Is there a name for this class of operators, $T(x) = \sum_{j\geq 1} \lambda_j \langle x, u_j \rangle u_j$?

Question

Let $\lambda_j$ be an increasing sequence of positive numbers such that $\lambda_j \to \infty$ as $j \to \infty$.

Let us consider the map which takes $x \in \ell^2(\mathbb{N})$ and sends it to $$ Tx = \sum_{j =1}^\infty \lambda_j \langle x, u_j \rangle u_j, $$ where $\{u_j\}_{j \geq 1}$ is an orthonormal basis of $\ell^2(\mathbb{N})$.

I can see certain properties of this operator:

• in general it seems possible that $Tx \not \in \ell^2(\mathbb{N})$ even though $x \in \ell^2(\mathbb{N})$. For instance, one can take $u_j = e_j$, and consider $x = (1/j)$ and $\lambda= (j)$, then $Tx \equiv 1$, which is evidently not in $\ell^2(\mathbb{N})$.
• for $x$ such that $Tx \in \ell^2(\mathbb{N})$ we have $\langle Tx, x \rangle \geq 0$.
• it is an unbounded operator since $Tu_j = \lambda_j u_j$ and $\lambda_j \to \infty$.
• it is self-adjoint: if $x, y \in \ell^2(\mathbb{N})$ are such that $Tx, Ty \in \ell^2(\mathbb{N})$ then $\langle y, Tx \rangle = \langle x, Ty \rangle$.

Hence, I can see the type of operator I am considering is an unbounded, positive, self-adjoint operators when considered as an operator from $D \to \ell^2$, where $D = \{x : Tx \in \ell^2\}$.

Are all unbounded positive self-adjoint operators on a subspace of $\ell^2$ of this form?

Answer 1

No, not every self-adjoint operator in $\ell^2$ is of this form.
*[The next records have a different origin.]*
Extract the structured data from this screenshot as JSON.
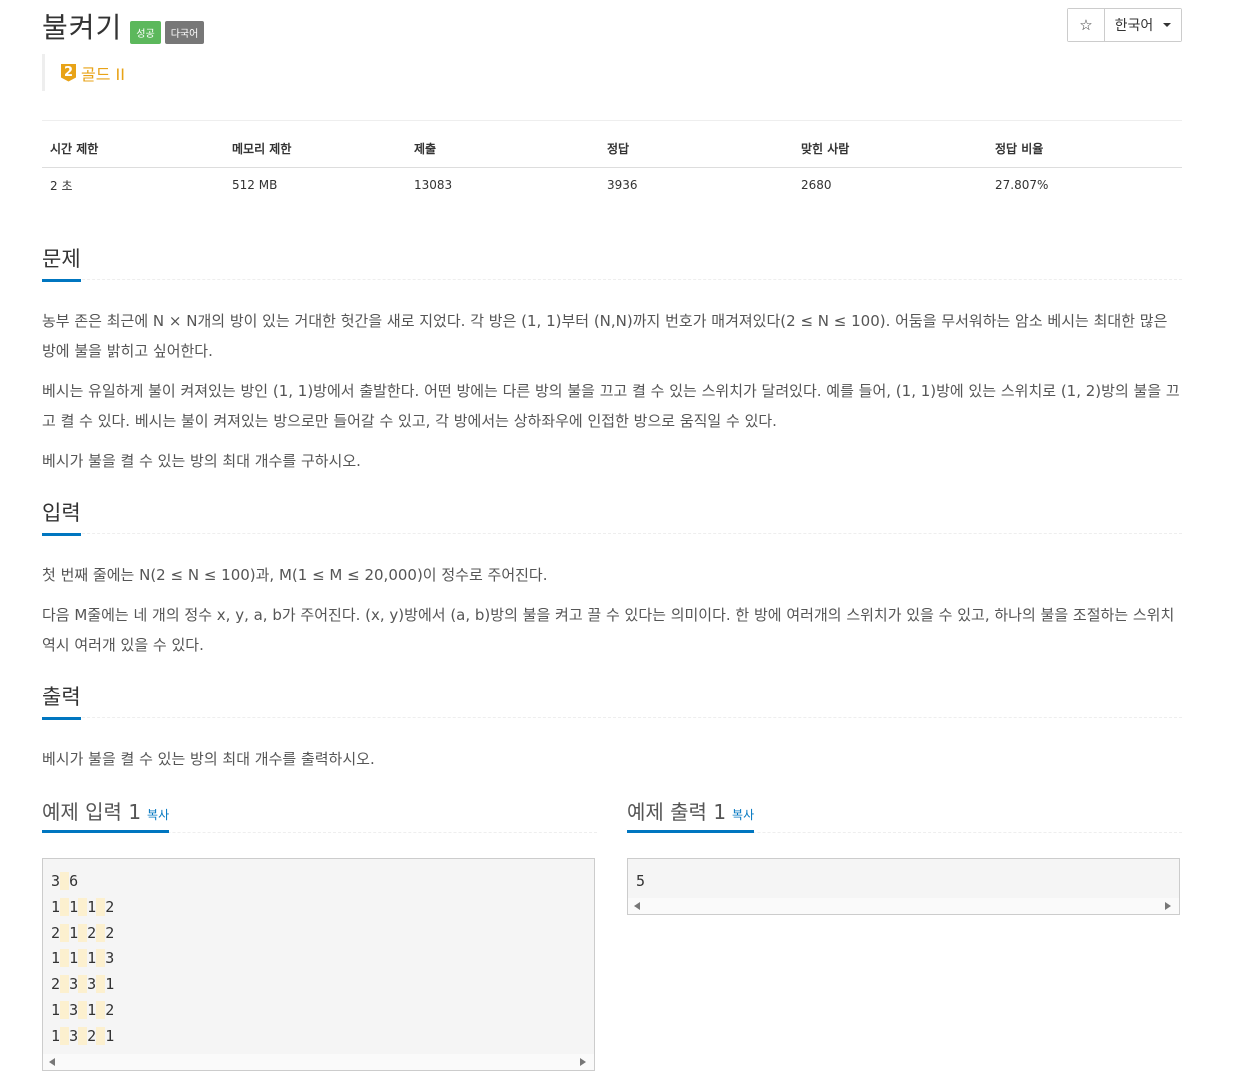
{
  "problem": {
    "title": "불켜기",
    "labels": [
      "성공",
      "다국어"
    ],
    "tier_number": "2",
    "tier_text": "골드 II"
  },
  "toolbar": {
    "star_icon": "☆",
    "language": "한국어"
  },
  "info": {
    "headers": [
      "시간 제한",
      "메모리 제한",
      "제출",
      "정답",
      "맞힌 사람",
      "정답 비율"
    ],
    "values": [
      "2 초",
      "512 MB",
      "13083",
      "3936",
      "2680",
      "27.807%"
    ]
  },
  "sections": {
    "description": {
      "title": "문제",
      "paragraphs": [
        "농부 존은 최근에 N × N개의 방이 있는 거대한 헛간을 새로 지었다. 각 방은 (1, 1)부터 (N,N)까지 번호가 매겨져있다(2 ≤ N ≤ 100). 어둠을 무서워하는 암소 베시는 최대한 많은 방에 불을 밝히고 싶어한다.",
        "베시는 유일하게 불이 켜져있는 방인 (1, 1)방에서 출발한다. 어떤 방에는 다른 방의 불을 끄고 켤 수 있는 스위치가 달려있다. 예를 들어, (1, 1)방에 있는 스위치로 (1, 2)방의 불을 끄고 켤 수 있다. 베시는 불이 켜져있는 방으로만 들어갈 수 있고, 각 방에서는 상하좌우에 인접한 방으로 움직일 수 있다.",
        "베시가 불을 켤 수 있는 방의 최대 개수를 구하시오."
      ]
    },
    "input": {
      "title": "입력",
      "paragraphs": [
        "첫 번째 줄에는 N(2 ≤ N ≤ 100)과, M(1 ≤ M ≤ 20,000)이 정수로 주어진다.",
        "다음 M줄에는 네 개의 정수 x, y, a, b가 주어진다. (x, y)방에서 (a, b)방의 불을 켜고 끌 수 있다는 의미이다. 한 방에 여러개의 스위치가 있을 수 있고, 하나의 불을 조절하는 스위치 역시 여러개 있을 수 있다."
      ]
    },
    "output": {
      "title": "출력",
      "paragraphs": [
        "베시가 불을 켤 수 있는 방의 최대 개수를 출력하시오."
      ]
    }
  },
  "samples": {
    "input": {
      "title": "예제 입력 1",
      "copy_label": "복사",
      "lines": [
        [
          "3",
          "6"
        ],
        [
          "1",
          "1",
          "1",
          "2"
        ],
        [
          "2",
          "1",
          "2",
          "2"
        ],
        [
          "1",
          "1",
          "1",
          "3"
        ],
        [
          "2",
          "3",
          "3",
          "1"
        ],
        [
          "1",
          "3",
          "1",
          "2"
        ],
        [
          "1",
          "3",
          "2",
          "1"
        ]
      ]
    },
    "output": {
      "title": "예제 출력 1",
      "copy_label": "복사",
      "lines": [
        [
          "5"
        ]
      ]
    }
  }
}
Note that for $z\in\mathbb C\setminus \mathbb R$, the resolvent $(T-z)^{-1}$ of the operator you defined is given by $$ (T-z)^{-1}x=\sum_{j=1}^\infty (\lambda_j-z)^{-1}\langle x,u_j\rangle u_j. $$ Since $\lambda_j\to\infty$, the operator $(T-z)^{-1}$ is compact.
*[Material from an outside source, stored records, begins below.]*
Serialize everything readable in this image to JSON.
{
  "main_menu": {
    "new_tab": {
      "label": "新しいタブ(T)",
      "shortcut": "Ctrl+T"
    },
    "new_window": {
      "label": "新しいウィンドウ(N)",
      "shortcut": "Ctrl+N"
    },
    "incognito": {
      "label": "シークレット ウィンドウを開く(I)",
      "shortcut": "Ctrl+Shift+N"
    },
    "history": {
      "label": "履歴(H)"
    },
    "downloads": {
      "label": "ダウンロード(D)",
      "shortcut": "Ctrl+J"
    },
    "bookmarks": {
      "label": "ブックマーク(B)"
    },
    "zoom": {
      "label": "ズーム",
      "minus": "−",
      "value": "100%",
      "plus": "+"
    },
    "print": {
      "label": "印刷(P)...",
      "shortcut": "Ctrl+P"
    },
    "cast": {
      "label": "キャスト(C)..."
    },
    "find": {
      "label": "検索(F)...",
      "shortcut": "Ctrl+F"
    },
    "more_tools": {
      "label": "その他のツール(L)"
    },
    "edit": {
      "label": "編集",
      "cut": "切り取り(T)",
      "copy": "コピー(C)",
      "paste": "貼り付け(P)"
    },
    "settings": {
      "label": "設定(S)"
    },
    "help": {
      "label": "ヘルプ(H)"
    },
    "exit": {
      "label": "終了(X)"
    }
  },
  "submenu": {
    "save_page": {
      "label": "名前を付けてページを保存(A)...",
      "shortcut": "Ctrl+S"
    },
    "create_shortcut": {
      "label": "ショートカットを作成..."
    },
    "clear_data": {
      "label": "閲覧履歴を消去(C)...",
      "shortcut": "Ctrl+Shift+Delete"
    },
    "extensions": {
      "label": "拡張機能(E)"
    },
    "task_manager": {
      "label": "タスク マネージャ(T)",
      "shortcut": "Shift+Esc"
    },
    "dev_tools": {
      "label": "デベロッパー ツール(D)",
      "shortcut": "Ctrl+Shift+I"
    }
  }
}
Not every positive self-adjoint operator has compact resolvent. For example, take the Laplacian with domain $H^2(\mathbb R)\subset L^2(\mathbb R)$. [If you insist on $\ell^2$ as your Hilbert spaces, you can transplant this example using a unitary from $\ell^2$ onto $L^2(\mathbb R)$.]

If you add to the list of your properties that the resolvent $(T-z)^{-1}$ is compact for some (equivalently for all) $z\in\mathbb C\setminus\mathbb R$, then every operator is indeed of the form you described: By the spectral theorem for compact operators, $(T-z)^{-1}$ must be of the form $$ (T-z)^{-1}x=\sum_{j=1}^\infty\mu_j \langle x,u_j\rangle u_j $$ for a (complex) null sequence $(\mu_j)$. A direct computation shows that $$ Tx=\sum_{j=1}^\infty (\mu_j^{-1}+z)\langle x,u_j\rangle u_j. $$ You can check that if $T$ is positive, $\mu_j^{-1}+z$ must be positive numbers. Moreover, since $\mu_j\to 0$, $\mu_j^{-1}+z\to\infty$.